Edebiyatın elinin değmediği, ruhunun sinmediği şarkılarda bir zulümden, o zulme uğrayan insanlardan söz ediliyor fakat gözümüzün önünde etiyle kemiğiyle bir insan belirmiyor, hep bir kitle bir kalabalık oluyor orada. Birbirinden ayırt edilemeyen, birbirinin kopyası, hep aynı hikâyeyi yahut döngüyü yaşayan insanlar. Oysa her insan bir âlemdir, biriciktir. Yaşadıklarıyla da yaşadıklarına yükledikleri anlamlarıyla da. Biz dinleyiciler, karşımızda bunları görmeyi bekleriz. Canlı kanlı birer kişilik birer şahsiyeti. Onları bulamayınca anlatılanlar gönlümüze temas etmez. Sanatın işi o teması sağlamaktır oysa. Tıpkı Ahmet Kaya’nın, Cem Karaca’nın çoğu şarkılarında olduğu gibi.

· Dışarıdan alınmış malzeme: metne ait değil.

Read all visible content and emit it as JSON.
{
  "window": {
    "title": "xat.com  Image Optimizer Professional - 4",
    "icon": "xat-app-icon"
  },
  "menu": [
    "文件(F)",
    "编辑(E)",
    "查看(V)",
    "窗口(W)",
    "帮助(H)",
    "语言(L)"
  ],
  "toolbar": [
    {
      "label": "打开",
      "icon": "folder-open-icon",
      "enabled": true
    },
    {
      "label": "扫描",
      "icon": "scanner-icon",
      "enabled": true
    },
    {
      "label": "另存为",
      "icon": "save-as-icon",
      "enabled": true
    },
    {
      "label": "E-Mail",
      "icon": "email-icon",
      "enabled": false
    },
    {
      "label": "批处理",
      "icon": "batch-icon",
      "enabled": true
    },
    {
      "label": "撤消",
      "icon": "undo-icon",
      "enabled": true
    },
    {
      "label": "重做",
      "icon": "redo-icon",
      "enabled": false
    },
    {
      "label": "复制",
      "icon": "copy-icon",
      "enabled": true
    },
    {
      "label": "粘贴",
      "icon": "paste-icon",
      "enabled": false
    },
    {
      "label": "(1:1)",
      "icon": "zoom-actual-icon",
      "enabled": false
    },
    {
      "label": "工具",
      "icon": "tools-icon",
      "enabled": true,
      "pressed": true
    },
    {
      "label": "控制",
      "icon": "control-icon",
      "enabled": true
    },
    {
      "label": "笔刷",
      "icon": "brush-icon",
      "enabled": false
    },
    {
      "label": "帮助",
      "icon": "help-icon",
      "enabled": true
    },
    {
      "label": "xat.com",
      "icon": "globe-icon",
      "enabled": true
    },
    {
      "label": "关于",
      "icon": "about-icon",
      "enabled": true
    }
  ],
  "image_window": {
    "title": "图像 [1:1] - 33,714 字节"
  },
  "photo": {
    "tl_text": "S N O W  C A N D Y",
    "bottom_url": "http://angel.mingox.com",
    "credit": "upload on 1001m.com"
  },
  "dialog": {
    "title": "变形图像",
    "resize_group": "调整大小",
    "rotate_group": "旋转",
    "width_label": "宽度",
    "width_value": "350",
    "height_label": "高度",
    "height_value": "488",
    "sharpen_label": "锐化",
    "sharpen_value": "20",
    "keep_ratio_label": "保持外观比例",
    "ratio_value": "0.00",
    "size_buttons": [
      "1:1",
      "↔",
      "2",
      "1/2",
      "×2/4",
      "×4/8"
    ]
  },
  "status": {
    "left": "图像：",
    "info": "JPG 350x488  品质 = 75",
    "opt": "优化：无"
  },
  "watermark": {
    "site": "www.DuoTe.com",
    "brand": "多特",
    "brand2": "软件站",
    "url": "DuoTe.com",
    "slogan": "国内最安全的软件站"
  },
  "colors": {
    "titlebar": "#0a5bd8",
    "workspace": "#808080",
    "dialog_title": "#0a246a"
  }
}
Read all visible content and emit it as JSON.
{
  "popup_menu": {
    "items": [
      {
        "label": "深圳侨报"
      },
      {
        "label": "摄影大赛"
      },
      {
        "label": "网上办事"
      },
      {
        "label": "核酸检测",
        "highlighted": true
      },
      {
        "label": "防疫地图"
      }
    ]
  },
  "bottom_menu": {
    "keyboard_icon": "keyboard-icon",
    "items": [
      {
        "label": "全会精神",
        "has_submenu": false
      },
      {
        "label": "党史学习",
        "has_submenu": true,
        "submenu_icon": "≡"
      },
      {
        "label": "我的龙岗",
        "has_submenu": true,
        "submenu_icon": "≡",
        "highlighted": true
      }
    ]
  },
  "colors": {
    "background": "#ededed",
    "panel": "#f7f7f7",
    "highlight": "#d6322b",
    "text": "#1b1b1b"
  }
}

Bir süredir Ahmet Kaya’nın şarkılarında bizi etkileyen şeyin ne olduğunu düşünüyorum. O da arp çalgıcısı gibiydi. Katırları ve sazı elinden alınmıştı fakat müziğini kimseye vermemişti. Galiba onun âvazlarını farklı kılan şeylerden biri; tek tek insan hikâyelerini, bütün hikâyeyle bağlantılı bir şekilde ele almasıydı. Parçayla bütünü, enfüsî olanla afâkî olanı aynı anda duyurabilmesiydi. Sanat dediğimiz şey bunu yapar. Tekil insan yaşantıları üzerinden bütünü anlatır.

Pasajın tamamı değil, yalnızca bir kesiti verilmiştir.